Figure 1. Schematic presentation of theory-based modelling process and its interaction with data. The model is developed based on existing theoretical and empirically acquired knowledge. The model is developed based on existing theoretical and empirically acquired knowledge. Model parameters are estimated from observations based on their definition. A dynamic simulation starts from an initial state that has been measured – for example, the size and density of trees in a stand.
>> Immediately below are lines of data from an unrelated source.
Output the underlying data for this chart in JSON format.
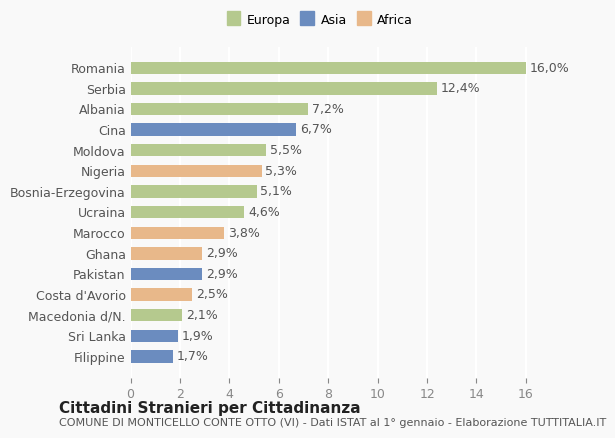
{
  "countries": [
    "Romania",
    "Serbia",
    "Albania",
    "Cina",
    "Moldova",
    "Nigeria",
    "Bosnia-Erzegovina",
    "Ucraina",
    "Marocco",
    "Ghana",
    "Pakistan",
    "Costa d'Avorio",
    "Macedonia d/N.",
    "Sri Lanka",
    "Filippine"
  ],
  "values": [
    16.0,
    12.4,
    7.2,
    6.7,
    5.5,
    5.3,
    5.1,
    4.6,
    3.8,
    2.9,
    2.9,
    2.5,
    2.1,
    1.9,
    1.7
  ],
  "labels": [
    "16,0%",
    "12,4%",
    "7,2%",
    "6,7%",
    "5,5%",
    "5,3%",
    "5,1%",
    "4,6%",
    "3,8%",
    "2,9%",
    "2,9%",
    "2,5%",
    "2,1%",
    "1,9%",
    "1,7%"
  ],
  "continents": [
    "Europa",
    "Europa",
    "Europa",
    "Asia",
    "Europa",
    "Africa",
    "Europa",
    "Europa",
    "Africa",
    "Africa",
    "Asia",
    "Africa",
    "Europa",
    "Asia",
    "Asia"
  ],
  "colors": {
    "Europa": "#b5c98e",
    "Asia": "#6b8cbf",
    "Africa": "#e8b88a"
  },
  "legend_colors": {
    "Europa": "#b5c98e",
    "Asia": "#6b8cbf",
    "Africa": "#e8b88a"
  },
  "xlim": [
    0,
    17
  ],
  "xticks": [
    0,
    2,
    4,
    6,
    8,
    10,
    12,
    14,
    16
  ],
  "title": "Cittadini Stranieri per Cittadinanza",
  "subtitle": "COMUNE DI MONTICELLO CONTE OTTO (VI) - Dati ISTAT al 1° gennaio - Elaborazione TUTTITALIA.IT",
  "background_color": "#f9f9f9",
  "grid_color": "#ffffff",
  "bar_height": 0.6,
  "label_fontsize": 9,
  "tick_fontsize": 9,
  "title_fontsize": 11,
  "subtitle_fontsize": 8
}
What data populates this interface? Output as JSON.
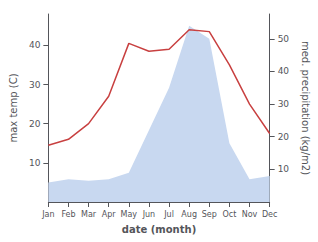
{
  "chart_data": {
    "type": "line",
    "categories": [
      "Jan",
      "Feb",
      "Mar",
      "Apr",
      "May",
      "Jun",
      "Jul",
      "Aug",
      "Sep",
      "Oct",
      "Nov",
      "Dec"
    ],
    "xlabel": "date (month)",
    "ylabel": "max temp (C)",
    "y2label": "med. precipitation (kg/m2)",
    "series": [
      {
        "type": "area",
        "axis": "y2",
        "color": "#c8d8f0",
        "values": [
          6.0,
          7.0,
          6.5,
          7.0,
          9.0,
          22.0,
          35.0,
          54.0,
          50.0,
          18.0,
          7.0,
          8.0
        ]
      },
      {
        "type": "line",
        "color": "#c84040",
        "values": [
          14.5,
          16.0,
          20.0,
          27.0,
          40.5,
          38.5,
          39.0,
          44.0,
          43.5,
          35.0,
          25.0,
          17.5
        ]
      }
    ],
    "ylim": [
      0,
      48
    ],
    "yticks": [
      10,
      20,
      30,
      40
    ],
    "y2lim": [
      0,
      57.6
    ],
    "y2ticks": [
      10,
      20,
      30,
      40,
      50
    ],
    "grid": false
  }
}
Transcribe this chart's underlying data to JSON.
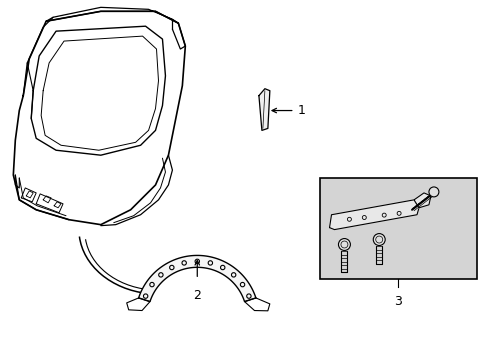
{
  "bg_color": "#ffffff",
  "line_color": "#000000",
  "box_bg_color": "#d4d4d4",
  "label1": "1",
  "label2": "2",
  "label3": "3",
  "fig_width": 4.89,
  "fig_height": 3.6,
  "dpi": 100
}
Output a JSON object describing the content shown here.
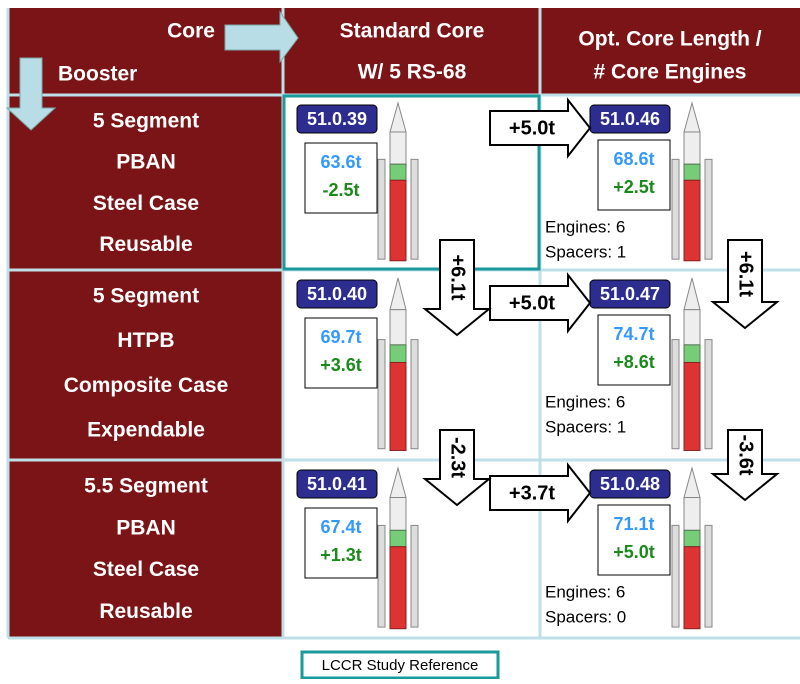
{
  "header": {
    "corner_core": "Core",
    "corner_booster": "Booster",
    "standard": [
      "Standard Core",
      "W/ 5 RS-68"
    ],
    "optimized": [
      "Opt. Core Length /",
      "# Core Engines"
    ]
  },
  "rows": [
    {
      "booster": [
        "5 Segment",
        "PBAN",
        "Steel Case",
        "Reusable"
      ],
      "standard": {
        "id": "51.0.39",
        "payload": "63.6t",
        "delta": "-2.5t"
      },
      "gain": "+5.0t",
      "optimized": {
        "id": "51.0.46",
        "payload": "68.6t",
        "delta": "+2.5t",
        "engines": "Engines: 6",
        "spacers": "Spacers: 1"
      }
    },
    {
      "booster": [
        "5 Segment",
        "HTPB",
        "Composite Case",
        "Expendable"
      ],
      "standard": {
        "id": "51.0.40",
        "payload": "69.7t",
        "delta": "+3.6t"
      },
      "gain": "+5.0t",
      "optimized": {
        "id": "51.0.47",
        "payload": "74.7t",
        "delta": "+8.6t",
        "engines": "Engines: 6",
        "spacers": "Spacers: 1"
      }
    },
    {
      "booster": [
        "5.5 Segment",
        "PBAN",
        "Steel Case",
        "Reusable"
      ],
      "standard": {
        "id": "51.0.41",
        "payload": "67.4t",
        "delta": "+1.3t"
      },
      "gain": "+3.7t",
      "optimized": {
        "id": "51.0.48",
        "payload": "71.1t",
        "delta": "+5.0t",
        "engines": "Engines: 6",
        "spacers": "Spacers: 0"
      }
    }
  ],
  "down_standard": [
    "+6.1t",
    "-2.3t"
  ],
  "down_optimized": [
    "+6.1t",
    "-3.6t"
  ],
  "legend": "LCCR Study Reference"
}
Model predictions are tested against measured values of the output variables, and model-data fusion methods utilise these to improve the parameter estimates. 

Literature

Minunno F, Peltoniemi M, Launiainen S, Aurela M, Mammarella I, Lindroth A, Lohela A, Minkkinen K, Mäkelä A 2016. Calibration and validation of a semi-empirical flux ecosystem model for coniferous forests in the Boreal region. Ecological Modelling 341:37-52.

Minunno F., Peltoniemi M., Härkönen S., Kalliokoski T., Mäkinen H., Mäkelä A. 2019. Bayesian calibration of a carbon balance model PREBAS using data from permanent growth experiments and national forest inventory. Forest Ecology and Management 440: 208-257. 

Mäkelä, A., Minunno, F., Kujala, H., Kosenius, A.K., Heikkinen, R.K., Junttila, V., Peltoniemi, M., Forsius, M. 2023. Effect of forest management choices on carbon sequestration and biodiversity at national scale. AMBIO 52:1737-1756. 

Junttila, V., Minunno, F., Peltoniemi, M., Forsius, M.,  Akujaervi, A., Ojanen, P.,  Maekelae, A. 2023. Quantification of forest carbon flux and stock uncertainties under    climate change and their use in regionally explicit decision making: Case study in Finland. AMBIO 52:1716-1733.